In answer, Dog’s head snaps left.  She snarls, low, exposing her teeth.

Fenris’ fingers curl more securely around the sword’s hilt, and he scans the side of the road—lined by the hills and rock and trees that make up the landscape, here. Standing in the middle of the road, Fenris feels uncomfortably exposed. Goosepimples rise along his arms.

Nothing moves, and there is no sound—not of moving feet, or metal scraping on a scabbard, and no telltale chanting. Until the wind turns, and from over the crest of a hill Fenris makes out a faint cry and then, louder, what might be wood splintering under great force. A burst of red-orange light reflects off the low-lying grey clouds.

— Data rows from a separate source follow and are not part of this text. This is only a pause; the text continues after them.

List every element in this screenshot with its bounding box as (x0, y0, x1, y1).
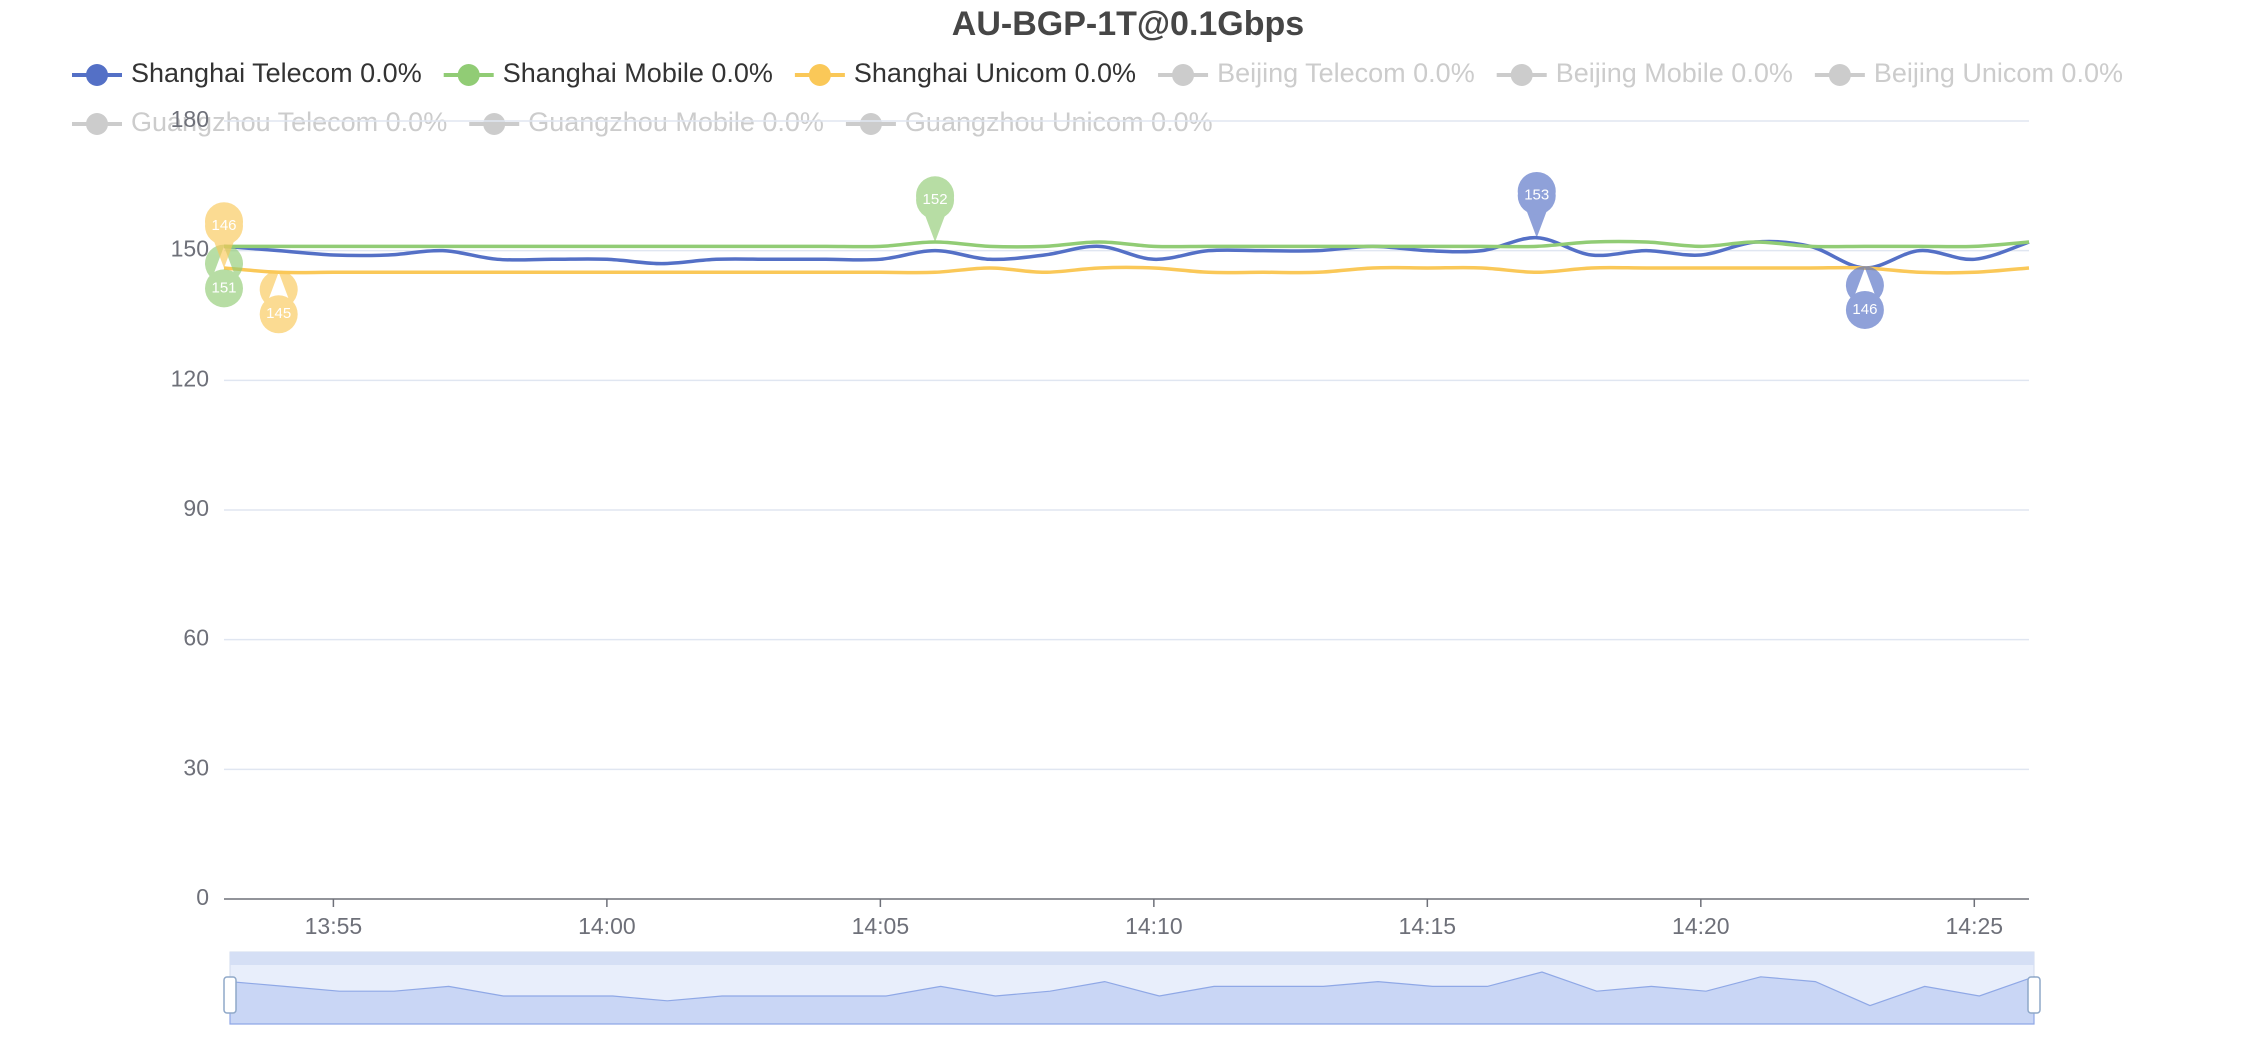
zoom-area (229, 971, 2035, 1025)
pin-shape (205, 244, 244, 279)
zoom-handle[interactable] (2027, 976, 2041, 1014)
pin-shape (259, 270, 298, 305)
x-tick-label: 14:15 (1399, 913, 1457, 939)
legend-label: Guangzhou Telecom 0.0% (131, 107, 447, 137)
x-tick-label: 13:55 (305, 913, 363, 939)
x-tick-label: 14:10 (1125, 913, 1183, 939)
legend-label: Shanghai Mobile 0.0% (503, 58, 773, 88)
legend-item[interactable]: Beijing Mobile 0.0% (1496, 58, 1793, 88)
series-line (223, 265, 2030, 275)
zoom-handle[interactable] (223, 976, 237, 1014)
pin-label: 153 (1524, 187, 1549, 204)
legend-item[interactable]: Shanghai Mobile 0.0% (443, 58, 773, 88)
y-tick-label: 90 (183, 495, 209, 521)
y-tick-label: 0 (196, 884, 209, 910)
mark-pin: 152 (916, 176, 955, 243)
pin-label: 146 (211, 217, 236, 234)
y-tick-label: 150 (171, 236, 209, 262)
x-tick-label: 14:00 (578, 913, 636, 939)
series-line (224, 239, 2030, 249)
legend-dot (808, 64, 831, 86)
legend-dot (1828, 64, 1851, 86)
legend-label: Shanghai Unicom 0.0% (854, 58, 1136, 88)
series-line (223, 235, 2030, 270)
pin-head (205, 269, 243, 308)
legend-dot (86, 113, 108, 135)
mark-pin: 153 (1517, 171, 1556, 238)
legend-item[interactable]: Guangzhou Mobile 0.0% (469, 107, 824, 137)
pin-shape (1845, 266, 1884, 300)
pin-label: 152 (923, 191, 948, 208)
x-tick-label: 14:25 (1946, 913, 2004, 939)
chart-title: AU-BGP-1T@0.1Gbps (952, 5, 1304, 43)
legend-item[interactable]: Guangzhou Unicom 0.0% (845, 107, 1213, 137)
pin-label: 145 (266, 305, 291, 322)
y-tick-label: 60 (183, 625, 209, 651)
legend-dot (483, 113, 506, 135)
mark-pin: 145 (259, 270, 298, 334)
mark-pin: 151 (205, 244, 244, 308)
pin-head (205, 206, 243, 245)
legend-dot (457, 64, 480, 86)
legend-label: Guangzhou Mobile 0.0% (528, 107, 824, 137)
legend-item[interactable]: Beijing Unicom 0.0% (1814, 58, 2123, 88)
legend-label: Shanghai Telecom 0.0% (131, 58, 422, 88)
legend-item[interactable]: Beijing Telecom 0.0% (1158, 58, 1475, 88)
zoom-top-bar[interactable] (230, 952, 2034, 965)
legend-label: Beijing Mobile 0.0% (1556, 58, 1793, 88)
legend-label: Guangzhou Unicom 0.0% (905, 107, 1213, 137)
y-tick-label: 30 (183, 754, 209, 780)
mark-pin: 146 (1845, 266, 1884, 329)
legend-dot (1172, 64, 1195, 86)
pin-head (1517, 176, 1556, 215)
legend-item[interactable]: Guangzhou Telecom 0.0% (72, 107, 447, 137)
pin-label: 146 (1852, 301, 1877, 318)
pin-head (259, 295, 298, 334)
legend-label: Beijing Telecom 0.0% (1217, 58, 1475, 88)
pin-label: 151 (211, 279, 236, 296)
legend-dot (86, 64, 108, 86)
legend-dot (1510, 64, 1533, 86)
x-tick-label: 14:20 (1672, 913, 1730, 939)
x-tick-label: 14:05 (852, 913, 910, 939)
legend-dot (859, 113, 882, 135)
y-tick-label: 180 (171, 106, 209, 132)
legend-label: Beijing Unicom 0.0% (1874, 58, 2123, 88)
pin-head (1845, 290, 1884, 329)
pin-head (916, 181, 955, 220)
legend-item[interactable]: Shanghai Unicom 0.0% (794, 58, 1136, 88)
y-tick-label: 120 (171, 365, 209, 391)
legend-item[interactable]: Shanghai Telecom 0.0% (72, 58, 422, 88)
mark-pin: 146 (205, 202, 244, 268)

They’ve been engaged already, it seems. Whether by an unsavory rival, the Inquisition, or someone else is difficult to know.

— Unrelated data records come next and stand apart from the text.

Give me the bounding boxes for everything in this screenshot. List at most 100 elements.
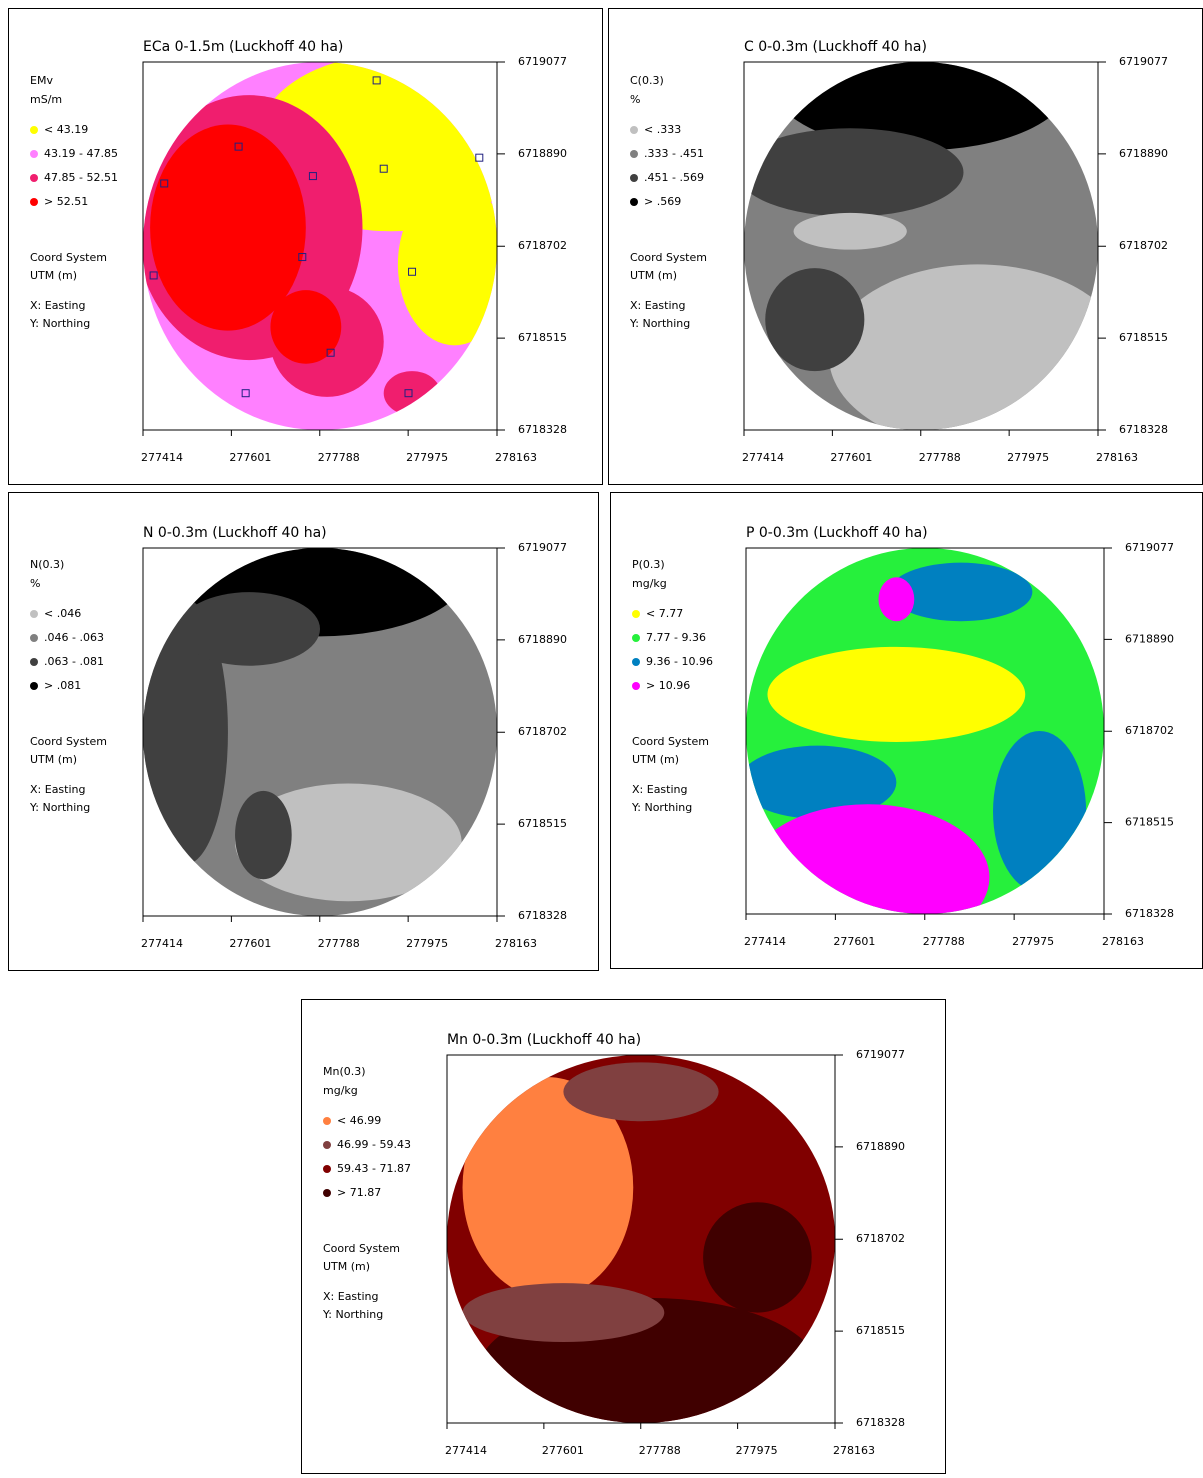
coord-text: UTM (m): [323, 1260, 370, 1273]
legend-label: 46.99 - 59.43: [337, 1138, 411, 1151]
coord-text: UTM (m): [632, 753, 679, 766]
map-zone: [563, 1062, 718, 1121]
x-tick-label: 277601: [229, 451, 271, 464]
coord-text: X: Easting: [630, 299, 685, 312]
y-tick-label: 6718515: [1119, 331, 1168, 344]
y-tick-label: 6719077: [518, 541, 567, 554]
y-tick-label: 6718328: [518, 909, 567, 922]
x-tick-label: 277601: [229, 937, 271, 950]
x-tick-label: 277414: [742, 451, 784, 464]
map-panel: ECa 0-1.5m (Luckhoff 40 ha) 277414 277601 2…: [9, 9, 603, 485]
y-tick-label: 6719077: [518, 55, 567, 68]
legend-label: > .081: [44, 679, 81, 692]
coord-text: UTM (m): [630, 269, 677, 282]
legend-swatch: [632, 610, 640, 618]
legend-unit: mS/m: [30, 93, 62, 106]
map-panel: P 0-0.3m (Luckhoff 40 ha)277414277601277…: [611, 493, 1203, 969]
legend-unit: mg/kg: [323, 1084, 358, 1097]
page: ECa 0-1.5m (Luckhoff 40 ha) 277414 277601 2…: [0, 0, 1203, 1474]
coord-text: Coord System: [630, 251, 707, 264]
legend-label: .046 - .063: [44, 631, 104, 644]
coord-text: Coord System: [632, 735, 709, 748]
map-zone: [235, 791, 292, 879]
y-tick-label: 6718328: [856, 1416, 905, 1429]
legend-swatch: [630, 126, 638, 134]
legend-swatch: [30, 174, 38, 182]
coord-text: Coord System: [30, 251, 107, 264]
legend-label: < 43.19: [44, 123, 88, 136]
legend-title: N(0.3): [30, 558, 64, 571]
x-tick-label: 277601: [830, 451, 872, 464]
legend-title: C(0.3): [630, 74, 664, 87]
coord-text: UTM (m): [30, 753, 77, 766]
panel-title: ECa 0-1.5m (Luckhoff 40 ha): [143, 39, 343, 55]
legend-label: 7.77 - 9.36: [646, 631, 706, 644]
y-tick-label: 6718702: [518, 239, 567, 252]
map-panel: Mn 0-0.3m (Luckhoff 40 ha)27741427760127…: [302, 1000, 946, 1474]
x-tick-label: 277788: [639, 1444, 681, 1457]
coord-text: Coord System: [30, 735, 107, 748]
legend-swatch: [630, 174, 638, 182]
legend-swatch: [630, 150, 638, 158]
x-tick-label: 278163: [1096, 451, 1138, 464]
y-tick-label: 6718515: [518, 817, 567, 830]
map-zone: [878, 577, 914, 621]
coord-text: Y: Northing: [629, 317, 690, 330]
coord-text: X: Easting: [323, 1290, 378, 1303]
x-tick-label: 277788: [318, 451, 360, 464]
legend-label: 59.43 - 71.87: [337, 1162, 411, 1175]
legend-title: EMv: [30, 74, 53, 87]
coord-text: Y: Northing: [322, 1308, 383, 1321]
x-tick-label: 277975: [406, 937, 448, 950]
legend-label: .063 - .081: [44, 655, 104, 668]
y-tick-label: 6718328: [1125, 907, 1174, 920]
x-tick-label: 277601: [542, 1444, 584, 1457]
map-zone: [794, 213, 907, 250]
legend-unit: %: [30, 577, 40, 590]
coord-text: X: Easting: [30, 783, 85, 796]
legend-swatch: [30, 658, 38, 666]
x-tick-label: 277975: [406, 451, 448, 464]
legend-label: 43.19 - 47.85: [44, 147, 118, 160]
x-tick-label: 277788: [919, 451, 961, 464]
coord-text: Coord System: [323, 1242, 400, 1255]
legend-label: < .046: [44, 607, 81, 620]
map-zone: [703, 1202, 812, 1312]
x-tick-label: 278163: [495, 451, 537, 464]
x-tick-label: 277975: [1012, 935, 1054, 948]
legend-swatch: [323, 1141, 331, 1149]
x-tick-label: 277601: [833, 935, 875, 948]
coord-text: Y: Northing: [29, 317, 90, 330]
legend-label: > .569: [644, 195, 681, 208]
x-tick-label: 277975: [736, 1444, 778, 1457]
legend-label: 47.85 - 52.51: [44, 171, 118, 184]
legend-label: .451 - .569: [644, 171, 704, 184]
legend-label: < 46.99: [337, 1114, 381, 1127]
legend-label: > 10.96: [646, 679, 690, 692]
legend-swatch: [632, 658, 640, 666]
coord-text: UTM (m): [30, 269, 77, 282]
x-tick-label: 278163: [495, 937, 537, 950]
legend-title: P(0.3): [632, 558, 665, 571]
y-tick-label: 6718515: [1125, 816, 1174, 829]
legend-swatch: [30, 610, 38, 618]
y-tick-label: 6718890: [518, 147, 567, 160]
legend-label: .333 - .451: [644, 147, 704, 160]
legend-label: > 52.51: [44, 195, 88, 208]
legend-unit: %: [630, 93, 640, 106]
legend-label: > 71.87: [337, 1186, 381, 1199]
x-tick-label: 277414: [445, 1444, 487, 1457]
x-tick-label: 277788: [318, 937, 360, 950]
y-tick-label: 6718890: [518, 633, 567, 646]
x-tick-label: 277414: [141, 451, 183, 464]
y-tick-label: 6719077: [1125, 541, 1174, 554]
panel-title: P 0-0.3m (Luckhoff 40 ha): [746, 525, 928, 541]
legend-swatch: [632, 682, 640, 690]
y-tick-label: 6718890: [1125, 632, 1174, 645]
x-tick-label: 277788: [923, 935, 965, 948]
legend-swatch: [30, 126, 38, 134]
y-tick-label: 6719077: [1119, 55, 1168, 68]
y-tick-label: 6718890: [1119, 147, 1168, 160]
coord-text: Y: Northing: [29, 801, 90, 814]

Dog is watching him out the corner of her eye, her look keen and anticipatory.

Skyhold is so close, now. The concern that has dogged his steps for months has, over the past hundred miles or so, steadily mounted and begun to fester. Still, far be it for Fenris to snub his nose at the opportunity to wet his blade with Venatori blood—it may even do him good. A reprieve, of a sort, from the circular thoughts that have worn grooves into his mind of late.

Fenris rolls onto the balls of his feet. Dog wags her stump of a tail.

“Let’s see if there are any left for us,” Fenris says, and they take off at a run.

**Author's Note:**

> DA2 is home to my favorite ensemble cast, and this fic serves as a sort of humble tribute to them. Expect a shifting POV, lots of cameos, a series of ~~unfortunate~~ convoluted events, D&D magic system bleed-through, and a boat-load of found family feelings. ♡
> 
> (Only POV characters get their own tags, and there will be more of them in time.)